Dr. Bengt H. Fellenius is an internationally active geotechnical consultant and professional engineer specializing in foundation studies by participation in project teams, special investigations, instrument field tests, and investigations of construction problems, claims, and litigation.

Bengt is a third generation geotechnical civil engineer. He is grandson of Wolmar Fellenius of slip-circle fame (who also chaired a committee of geologists and engineers that back in 1916 originated the word Geotechnique; in Swedish: "Geoteknik"), and he is son of Bror Fellenius, initiator and first Chairman of the Pile Commission of the Swedish Academy of Engineering Sciences.

Following army service, he enrolled in engineering at the Royal Institute of Technology in Stockholm from where he received a M.A.Sc. degree in 1962. After a few years of practice, first as a structural engineer with the Bridge Department of the Swedish Railroads and then as a geotechnical engineer with a consulting engineering firm, he joined the Swedish Geotechnical Institute. In parallel with his work, he completed a doctorate degree, Dr.Tech., at the Royal Institute of Technology, Stockholm.

Bengt left his native Sweden in 1972 for North America, where he first worked with a foundation contractor, Western Caissons Ltd., in Canada.

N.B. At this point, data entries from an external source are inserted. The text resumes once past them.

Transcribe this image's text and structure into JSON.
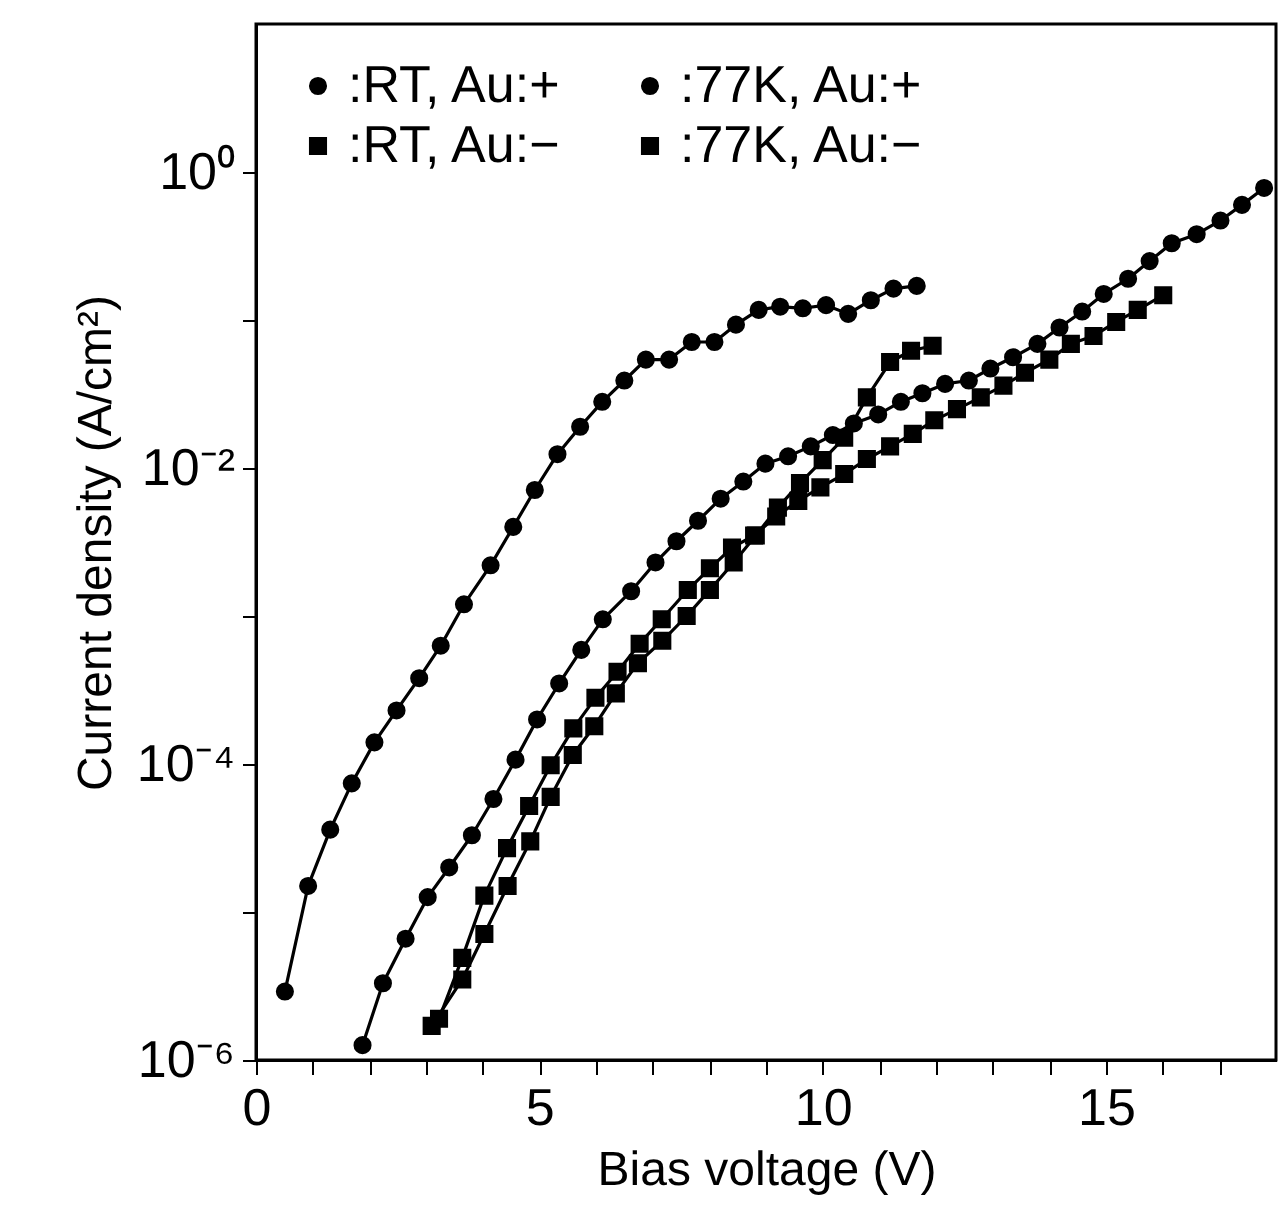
{
  "chart_data": {
    "type": "line",
    "xlabel": "Bias voltage (V)",
    "ylabel": "Current density (A/cm²)",
    "log": "y",
    "grid": false,
    "legend": "top left",
    "line_style": "solid",
    "xlim": [
      0,
      18
    ],
    "xticks": [
      0,
      {
        "value": 1,
        "label": null
      },
      {
        "value": 2,
        "label": null
      },
      {
        "value": 3,
        "label": null
      },
      {
        "value": 4,
        "label": null
      },
      5,
      {
        "value": 6,
        "label": null
      },
      {
        "value": 7,
        "label": null
      },
      {
        "value": 8,
        "label": null
      },
      {
        "value": 9,
        "label": null
      },
      10,
      {
        "value": 11,
        "label": null
      },
      {
        "value": 12,
        "label": null
      },
      {
        "value": 13,
        "label": null
      },
      {
        "value": 14,
        "label": null
      },
      15,
      {
        "value": 16,
        "label": null
      },
      {
        "value": 17,
        "label": null
      }
    ],
    "ylim": [
      1e-06,
      10
    ],
    "yticks": [
      {
        "value": 1e-06,
        "label": "10⁻⁶"
      },
      {
        "value": 1e-05,
        "label": null
      },
      {
        "value": 0.0001,
        "label": "10⁻⁴"
      },
      {
        "value": 0.001,
        "label": null
      },
      {
        "value": 0.01,
        "label": "10⁻²"
      },
      {
        "value": 0.1,
        "label": null
      },
      {
        "value": 1,
        "label": "10⁰"
      }
    ],
    "series": [
      {
        "name": ":RT, Au:+",
        "color": "#000000",
        "marker": "circle",
        "x": [
          0.51,
          0.92,
          1.31,
          1.69,
          2.09,
          2.48,
          2.88,
          3.26,
          3.67,
          4.14,
          4.54,
          4.92,
          5.32,
          5.72,
          6.11,
          6.5,
          6.88,
          7.29,
          7.69,
          8.09,
          8.47,
          8.87,
          9.25,
          9.65,
          10.06,
          10.45,
          10.85,
          11.25,
          11.66
        ],
        "values": [
          2.9e-06,
          1.5e-05,
          3.6e-05,
          7.4e-05,
          0.00014,
          0.00023,
          0.00038,
          0.00063,
          0.0012,
          0.0022,
          0.004,
          0.0071,
          0.0124,
          0.019,
          0.028,
          0.039,
          0.054,
          0.054,
          0.071,
          0.071,
          0.093,
          0.117,
          0.123,
          0.12,
          0.126,
          0.11,
          0.136,
          0.163,
          0.17
        ]
      },
      {
        "name": ":RT, Au:−",
        "color": "#000000",
        "marker": "square",
        "x": [
          3.1,
          3.64,
          4.03,
          4.44,
          4.84,
          5.2,
          5.59,
          5.97,
          6.35,
          6.74,
          7.17,
          7.6,
          8.01,
          8.43,
          8.82,
          9.21,
          9.6,
          10.0,
          10.38,
          10.78,
          11.19,
          11.56,
          11.94
        ],
        "values": [
          1.7e-06,
          3.5e-06,
          7.1e-06,
          1.5e-05,
          3e-05,
          6e-05,
          0.000115,
          0.00018,
          0.0003,
          0.00048,
          0.00068,
          0.001,
          0.0015,
          0.0023,
          0.0035,
          0.0054,
          0.0079,
          0.0113,
          0.016,
          0.03,
          0.052,
          0.062,
          0.067
        ]
      },
      {
        "name": ":77K, Au:+",
        "color": "#000000",
        "marker": "circle",
        "x": [
          1.88,
          2.24,
          2.64,
          3.03,
          3.41,
          3.81,
          4.19,
          4.58,
          4.96,
          5.35,
          5.74,
          6.12,
          6.62,
          7.05,
          7.42,
          7.8,
          8.2,
          8.6,
          8.99,
          9.39,
          9.79,
          10.18,
          10.55,
          10.98,
          11.38,
          11.76,
          12.16,
          12.58,
          12.96,
          13.36,
          13.79,
          14.18,
          14.58,
          14.96,
          15.39,
          15.77,
          16.16,
          16.6,
          17.02,
          17.4,
          17.79
        ],
        "values": [
          1.26e-06,
          3.3e-06,
          6.6e-06,
          1.26e-05,
          2e-05,
          3.3e-05,
          5.8e-05,
          0.000107,
          0.0002,
          0.00035,
          0.00059,
          0.00095,
          0.00147,
          0.0023,
          0.0032,
          0.0044,
          0.0062,
          0.0081,
          0.0107,
          0.012,
          0.014,
          0.0167,
          0.02,
          0.023,
          0.028,
          0.032,
          0.037,
          0.039,
          0.047,
          0.056,
          0.069,
          0.089,
          0.114,
          0.15,
          0.19,
          0.25,
          0.33,
          0.38,
          0.47,
          0.6,
          0.78
        ]
      },
      {
        "name": ":77K, Au:−",
        "color": "#000000",
        "marker": "square",
        "x": [
          3.23,
          3.64,
          4.03,
          4.43,
          4.82,
          5.2,
          5.6,
          5.99,
          6.38,
          6.77,
          7.16,
          7.62,
          8.01,
          8.4,
          8.79,
          9.18,
          9.57,
          9.96,
          10.38,
          10.78,
          11.19,
          11.59,
          11.97,
          12.37,
          12.79,
          13.19,
          13.57,
          14.0,
          14.38,
          14.78,
          15.18,
          15.56,
          16.01
        ],
        "values": [
          1.9e-06,
          4.9e-06,
          1.29e-05,
          2.7e-05,
          5.2e-05,
          9.8e-05,
          0.000174,
          0.00028,
          0.00042,
          0.00065,
          0.00095,
          0.0015,
          0.0021,
          0.0029,
          0.0035,
          0.0047,
          0.006,
          0.0074,
          0.0091,
          0.0115,
          0.014,
          0.017,
          0.021,
          0.025,
          0.03,
          0.036,
          0.044,
          0.054,
          0.069,
          0.078,
          0.097,
          0.117,
          0.147
        ]
      }
    ]
  }
}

Between 1973 and 1977 he was with Terratech (a Division of SNC-Lavallin), Montreal, and in 1977 he opened his own consulting office. In 1979, he moved to Ottawa, where he joined the University of Ottawa as professor in Civil Engineering specializing in foundations

Bengt has published more than 250 technical papers, articles, books, and book chapters. Most of these have dealt with piling and deep foundations, but he has also written on matters of broader interest. He has given numerous lectures and short courses in many parts of the world, and he is a member of American Society of Civil Engineers (ASCE) and is or has been active in many professional organizations, such as the American Society for Testing and Materials (ASTM), the Canadian Geotechnical Society (CGS), and the Deep Foundation Institute (DFI).

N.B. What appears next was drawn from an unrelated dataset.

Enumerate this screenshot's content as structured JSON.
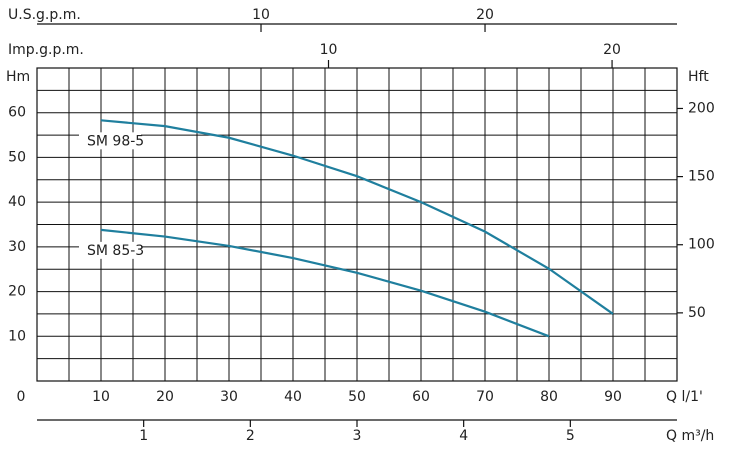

In 1993, he received the Deep Foundation Institute’s Distinguished Services Award “for Exceptionally Valuable Contributions to the State-of-the-Art in Deep Foundations”. In 1997, he received the Canadian Geotechnical Society’s G. Geoffrey Meyerhof Award “for Outstanding and Significant Contributions to the Art and Science of Foundation Engineering. In 2002, he was elected Fellow of the EIC “in Recognition of Excellence In Engineering and for Services to the Profession and to Society”.